Saudi Crown Prince Mohammed bin Salman (left) and US President Donald Trump (right). Photo: Reuters
This week, oil prices have risen sharply to their highest levels since November 2018, with Nick Cunningham of Oilprice, US President Donald Trump, responsible for this.
Sanctions imposed by Washington on Iran and Venezuela have led to substantial reductions in mining in these countries.
On the other hand, the South American side was also hit by a massive power outage that knocked out oil export terminals.
At the same time, Reuters announced the explosion of two large heavy oil tanks in the Petro San Felix complex in eastern Venezuela.
Experts say Venezuelan oil cuts amount to 500,000 barrels a day.
At the same time, sanctions against Iran are aimed at limiting Iranian oil exports to less than 1 million barrels a day by May, or about 20%.
The United States is expected to extend the grace period for major Iranian oil customers for the next few months. In return, these countries must find a way to reduce imports from the Islamic Republic at that time.
There are also views that Washington is actually trying to relocate Iranian production, as some US officials have repeatedly pointed out in the past year.
According to some US officials, the price of Brent $ 65 per barrel is the Trump ceiling can accept.
But on Thursday Brent managed to get $ 68 a barrel.
The US president does not like high fuel prices. In fact, they hate them more than the regime in Iran.
However, it should be noted that the United States will not receive the support of Saudi Arabia, as was the case in 2018, when Riyadh raised the yield of more than 1 million barrels a day after Trump's call just before the imposition of sanctions on Iran.
But the amounts of oil from the last two months of last year are gone. Now the market is much tighter.
The rapid change in Riyadh's oil markets last year has led analysts to believe that the Saudis will support the United States this time.
The OPEC + decision, under pressure from Riyadh to reduce oil production, will remain in force until April.
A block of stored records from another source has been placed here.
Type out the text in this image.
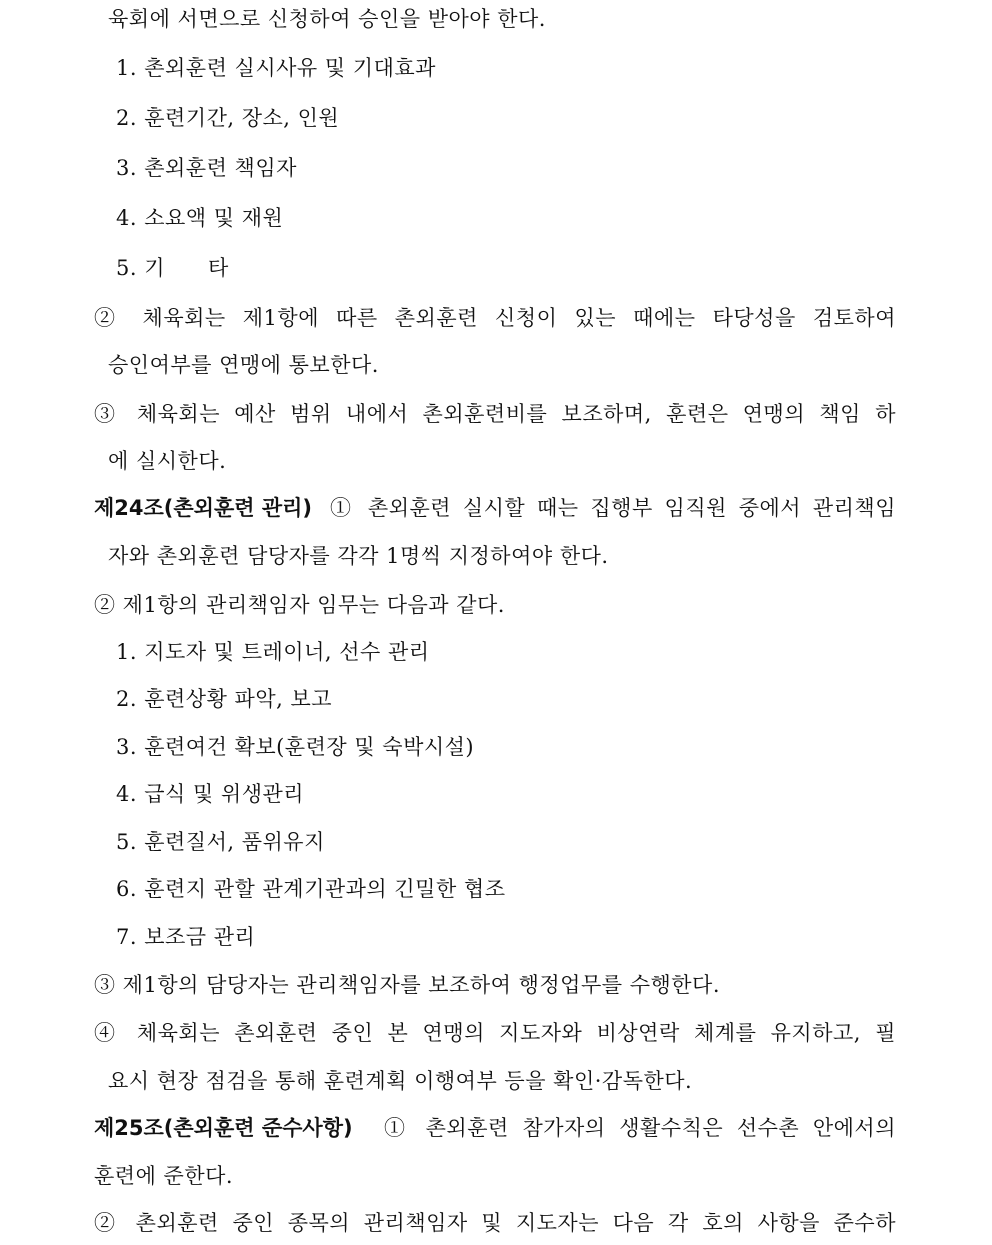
육회에 서면으로 신청하여 승인을 받아야 한다.
1. 촌외훈련 실시사유 및 기대효과
2. 훈련기간, 장소, 인원
3. 촌외훈련 책임자
4. 소요액 및 재원
5. 기      타
② 체육회는 제1항에 따른 촌외훈련 신청이 있는 때에는 타당성을 검토하여
승인여부를 연맹에 통보한다.
③ 체육회는 예산 범위 내에서 촌외훈련비를 보조하며, 훈련은 연맹의 책임 하
에 실시한다.
제24조(촌외훈련 관리) ① 촌외훈련 실시할 때는 집행부 임직원 중에서 관리책임
자와 촌외훈련 담당자를 각각 1명씩 지정하여야 한다.
② 제1항의 관리책임자 임무는 다음과 같다.
1. 지도자 및 트레이너, 선수 관리
2. 훈련상황 파악, 보고
3. 훈련여건 확보(훈련장 및 숙박시설)
4. 급식 및 위생관리
5. 훈련질서, 품위유지
6. 훈련지 관할 관계기관과의 긴밀한 협조
7. 보조금 관리
③ 제1항의 담당자는 관리책임자를 보조하여 행정업무를 수행한다.
④ 체육회는 촌외훈련 중인 본 연맹의 지도자와 비상연락 체계를 유지하고, 필
요시 현장 점검을 통해 훈련계획 이행여부 등을 확인·감독한다.
제25조(촌외훈련 준수사항) ① 촌외훈련 참가자의 생활수칙은 선수촌 안에서의
훈련에 준한다.
② 촌외훈련 중인 종목의 관리책임자 및 지도자는 다음 각 호의 사항을 준수하
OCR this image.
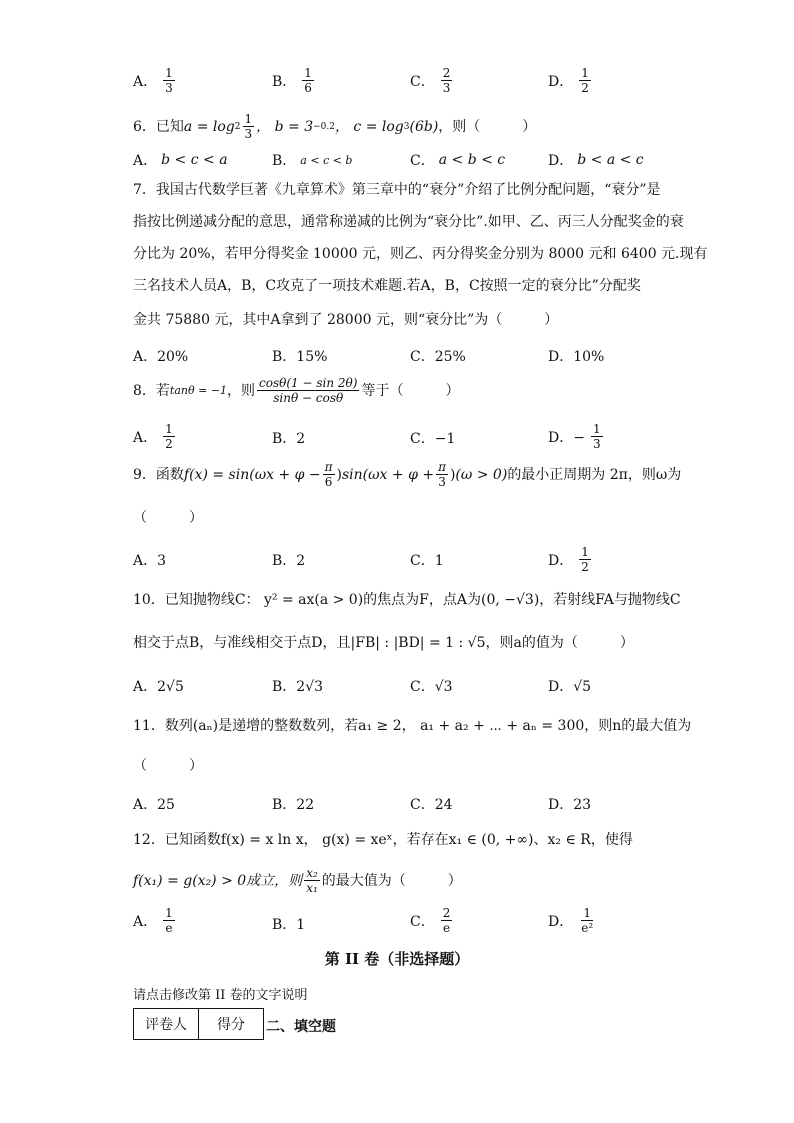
A． $\frac{1}{3}$	B． $\frac{1}{6}$	C． $\frac{2}{3}$	D． $\frac{1}{2}$
6．已知 $a = \log 2 \frac{1}{3}$ ， b = 3 −0.2 ， c = log 3 (6b) ，则（　　　）
A． b < c < a	B． a < c < b	C． a < b < c	D． b < a < c
7．我国古代数学巨著《九章算术》第三章中的“衰分”介绍了比例分配问题，“衰分”是
指按比例递减分配的意思，通常称递减的比例为“衰分比”.如甲、乙、丙三人分配奖金的衰
分比为 20%，若甲分得奖金 10000 元，则乙、丙分得奖金分别为 8000 元和 6400 元.现有
三名技术人员A，B，C攻克了一项技术难题.若A，B，C按照一定的衰分比”分配奖
金共 75880 元，其中A拿到了 28000 元，则“衰分比”为（　　　）
A．20%	B．15%	C．25%	D．10%
8．若 tanθ = −1 ，则 $\frac{\cos\theta(1 - \sin 2\theta)}{\sin\theta - \cos\theta}$ 等于（　　　）
A． $\frac{1}{2}$	B．2	C．−1	D．− $\frac{1}{3}$
9．函数 $f(x) = \sin (\omega x + \varphi - \frac{\pi}{6}$ ) $\sin (\omega x + \varphi + \frac{\pi}{3}$ ) (ω > 0) 的最小正周期为 2π，则ω为
（　　　）
A．3	B．2	C．1	D． $\frac{1}{2}$
10．已知抛物线C： y² = ax(a > 0)的焦点为F，点A为(0, −√3)，若射线FA与抛物线C
相交于点B，与准线相交于点D，且|FB| : |BD| = 1 : √5，则a的值为（　　　）
A．2√5	B．2√3	C．√3	D．√5
11．数列(aₙ)是递增的整数数列，若a₁ ≥ 2， a₁ + a₂ + ⋯ + aₙ = 300，则n的最大值为
（　　　）
A．25	B．22	C．24	D．23
12．已知函数f(x) = x ln x， g(x) = xeˣ，若存在x₁ ∈ (0, +∞)、x₂ ∈ R，使得
f(x₁) = g(x₂) > 0成立，则 $\frac{\text{x₂}}{\text{x₁}}$ 的最大值为（　　　）
A． $\frac{1}{e}$	B．1	C． $\frac{2}{e}$	D． $\frac{1}{\text{e²}}$
第 II 卷（非选择题）
请点击修改第 II 卷的文字说明
评卷人	得分 二、填空题
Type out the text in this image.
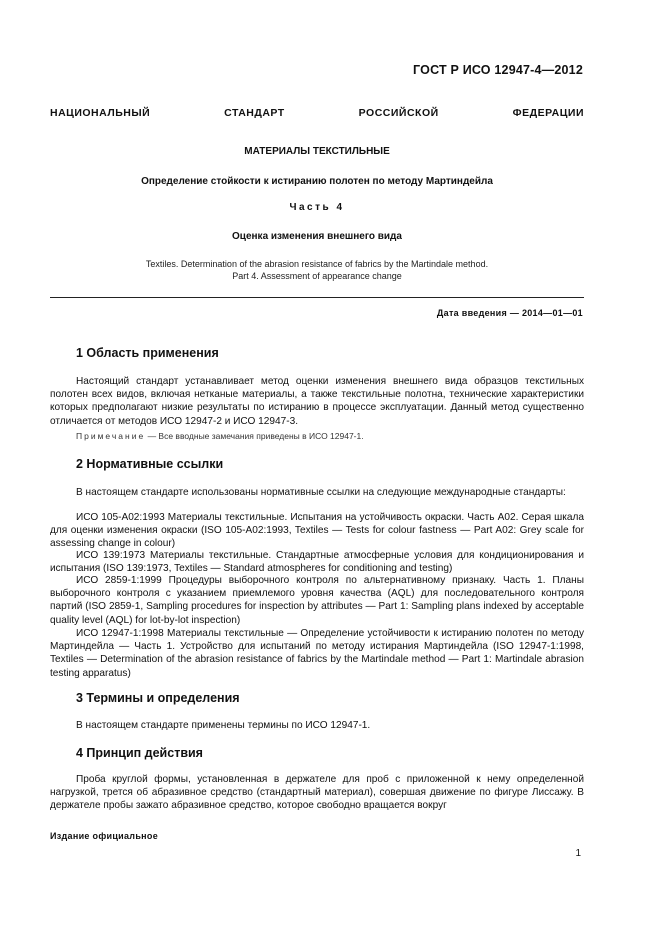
ГОСТ Р ИСО 12947-4—2012
НАЦИОНАЛЬНЫЙ СТАНДАРТ РОССИЙСКОЙ ФЕДЕРАЦИИ
МАТЕРИАЛЫ ТЕКСТИЛЬНЫЕ
Определение стойкости к истиранию полотен по методу Мартиндейла
Часть 4
Оценка изменения внешнего вида
Textiles. Determination of the abrasion resistance of fabrics by the Martindale method.
Part 4. Assessment of appearance change
Дата введения — 2014—01—01
1 Область применения

Настоящий стандарт устанавливает метод оценки изменения внешнего вида образцов текстильных полотен всех видов, включая нетканые материалы, а также текстильные полотна, технические характеристики которых предполагают низкие результаты по истиранию в процессе эксплуатации. Данный метод существенно отличается от методов ИСО 12947-2 и ИСО 12947-3.

Примечание — Все вводные замечания приведены в ИСО 12947-1.
2 Нормативные ссылки

В настоящем стандарте использованы нормативные ссылки на следующие международные стандарты:

ИСО 105-A02:1993 Материалы текстильные. Испытания на устойчивость окраски. Часть A02. Серая шкала для оценки изменения окраски (ISO 105-A02:1993, Textiles — Tests for colour fastness — Part A02: Grey scale for assessing change in colour)

ИСО 139:1973 Материалы текстильные. Стандартные атмосферные условия для кондиционирования и испытания (ISO 139:1973, Textiles — Standard atmospheres for conditioning and testing)

ИСО 2859-1:1999 Процедуры выборочного контроля по альтернативному признаку. Часть 1. Планы выборочного контроля с указанием приемлемого уровня качества (AQL) для последовательного контроля партий (ISO 2859-1, Sampling procedures for inspection by attributes — Part 1: Sampling plans indexed by acceptable quality level (AQL) for lot-by-lot inspection)

ИСО 12947-1:1998 Материалы текстильные — Определение устойчивости к истиранию полотен по методу Мартиндейла — Часть 1. Устройство для испытаний по методу истирания Мартиндейла (ISO 12947-1:1998, Textiles — Determination of the abrasion resistance of fabrics by the Martindale method — Part 1: Martindale abrasion testing apparatus)

3 Термины и определения

В настоящем стандарте применены термины по ИСО 12947-1.

4 Принцип действия

Проба круглой формы, установленная в держателе для проб с приложенной к нему определенной нагрузкой, трется об абразивное средство (стандартный материал), совершая движение по фигуре Лиссажу. В держателе пробы зажато абразивное средство, которое свободно вращается вокруг

Издание официальное
1
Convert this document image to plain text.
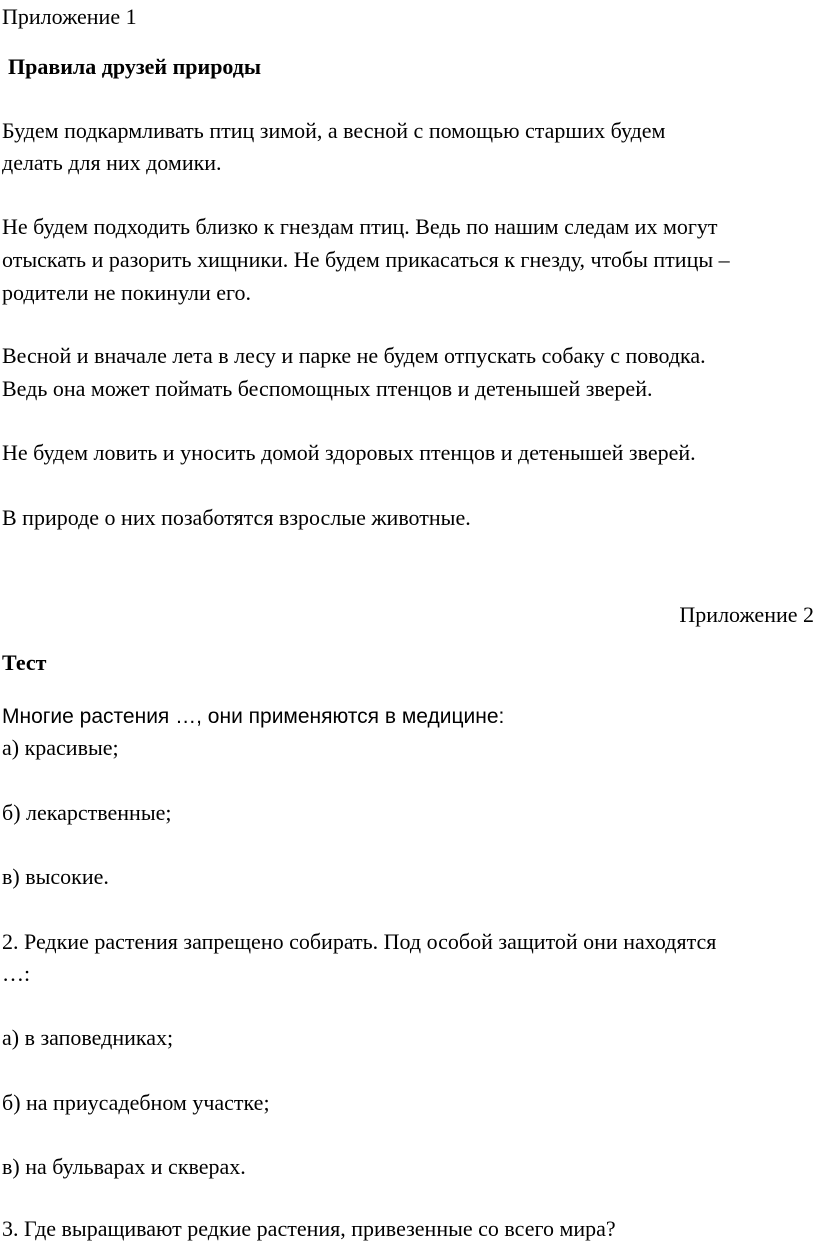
Приложение 1
Правила друзей природы
Будем подкармливать птиц зимой, а весной с помощью старших будем
делать для них домики.
Не будем подходить близко к гнездам птиц. Ведь по нашим следам их могут
отыскать и разорить хищники. Не будем прикасаться к гнезду, чтобы птицы –
родители не покинули его.
Весной и вначале лета в лесу и парке не будем отпускать собаку с поводка.
Ведь она может поймать беспомощных птенцов и детенышей зверей.
Не будем ловить и уносить домой здоровых птенцов и детенышей зверей.
В природе о них позаботятся взрослые животные.
Приложение 2
Тест
Многие растения …, они применяются в медицине:
а) красивые;
б) лекарственные;
в) высокие.
2. Редкие растения запрещено собирать. Под особой защитой они находятся
…:
а) в заповедниках;
б) на приусадебном участке;
в) на бульварах и скверах.
3. Где выращивают редкие растения, привезенные со всего мира?
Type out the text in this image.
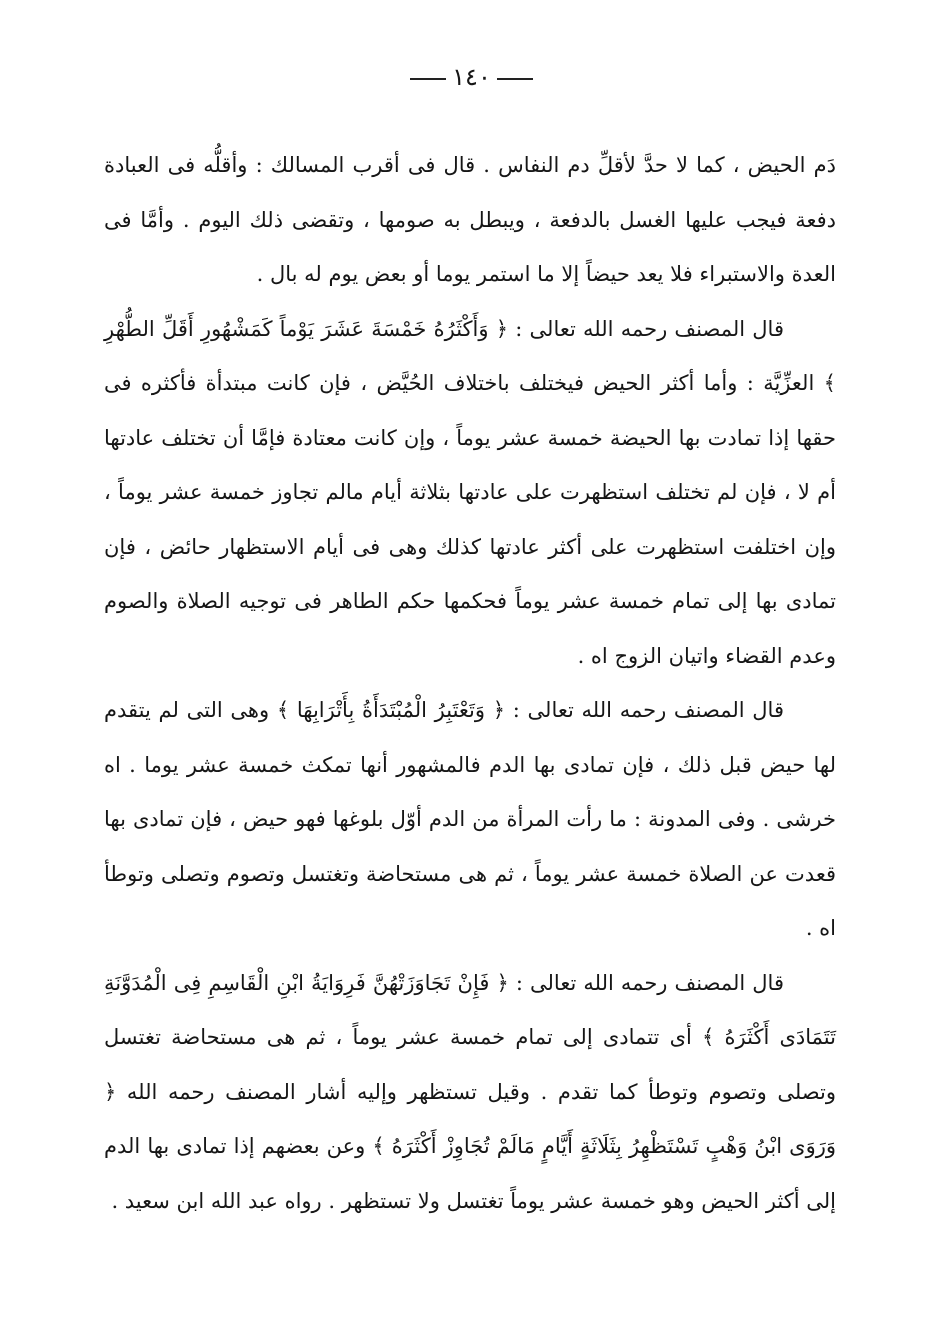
١٤٠

دَم الحيض ، كما لا حدَّ لأقلِّ دم النفاس . قال فى أقرب المسالك : وأقلُّه فى العبادة دفعة فيجب عليها الغسل بالدفعة ، ويبطل به صومها ، وتقضى ذلك اليوم . وأمَّا فى العدة والاستبراء فلا يعد حيضاً إلا ما استمر يوما أو بعض يوم له بال .

قال المصنف رحمه الله تعالى : ﴿ وَأَكْثَرُهُ خَمْسَةَ عَشَرَ يَوْماً كَمَشْهُورِ أَقَلِّ الطُّهْرِ ﴾ العزِّيَّة : وأما أكثر الحيض فيختلف باختلاف الحُيَّض ، فإن كانت مبتدأة فأكثره فى حقها إذا تمادت بها الحيضة خمسة عشر يوماً ، وإن كانت معتادة فإمَّا أن تختلف عادتها أم لا ، فإن لم تختلف استظهرت على عادتها بثلاثة أيام مالم تجاوز خمسة عشر يوماً ، وإن اختلفت استظهرت على أكثر عادتها كذلك وهى فى أيام الاستظهار حائض ، فإن تمادى بها إلى تمام خمسة عشر يوماً فحكمها حكم الطاهر فى توجيه الصلاة والصوم وعدم القضاء واتيان الزوج اه .

قال المصنف رحمه الله تعالى : ﴿ وَتَعْتَبِرُ الْمُبْتَدَأَةُ بِأَتْرَابِهَا ﴾ وهى التى لم يتقدم لها حيض قبل ذلك ، فإن تمادى بها الدم فالمشهور أنها تمكث خمسة عشر يوما . اه خرشى . وفى المدونة : ما رأت المرأة من الدم أوّل بلوغها فهو حيض ، فإن تمادى بها قعدت عن الصلاة خمسة عشر يوماً ، ثم هى مستحاضة وتغتسل وتصوم وتصلى وتوطأ اه .

قال المصنف رحمه الله تعالى : ﴿ فَإِنْ تَجَاوَزَتْهُنَّ فَرِوَايَةُ ابْنِ الْقَاسِمِ فِى الْمُدَوَّنَةِ تَتَمَادَى أَكْثَرَهُ ﴾ أى تتمادى إلى تمام خمسة عشر يوماً ، ثم هى مستحاضة تغتسل وتصلى وتصوم وتوطأ كما تقدم . وقيل تستظهر وإليه أشار المصنف رحمه الله ﴿ وَرَوَى ابْنُ وَهْبٍ تَسْتَظْهِرُ بِثَلَاثَةٍ أَيَّامٍ مَالَمْ تُجَاوِزْ أَكْثَرَهُ ﴾ وعن بعضهم إذا تمادى بها الدم إلى أكثر الحيض وهو خمسة عشر يوماً تغتسل ولا تستظهر . رواه عبد الله ابن سعيد .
There are very few tools that allow the United States to punish Iran and Venezuela, one of OPEC's main players, and keep oil prices low.
One of these tools is NOPEC (a law against oil and export cartel agreements) that will enable Washington to target its members to OPEC by engaging them in court cases related to the oil market's cartel monopoly.
On the other hand, US shale producers warn that such legislation will also damage their business. NOPEC could prevent OPEC from making significant cuts, forcing the organization to reach its peak.
For this reason, the American Petroleum Institute has lobbied before Congress that this bill should not be adopted.
Another tool is the US oil industry and shale fuel production, which is growing.
Foreign Minister Mike Pompeo called on industry to accelerate revenues and characterize US oil companies as a key tool in US policy.
The question is whether this production can offset redundancies in other countries.
New mining forecasts in the main shale oil outbreak in the US, Permanent Basin, show a slowdown in output growth by the middle of next decade.
Strengthening the oil markets has forced the Trump administration to review its foreign policy objectives for both Iran and China.
The decision to cut Iranian revenues below 1 million barrels is a strong contrast to the relocation target, while the expected LNG agreement with China is one of the key aspects of the forthcoming trade agreement between the two strongest economies in the world.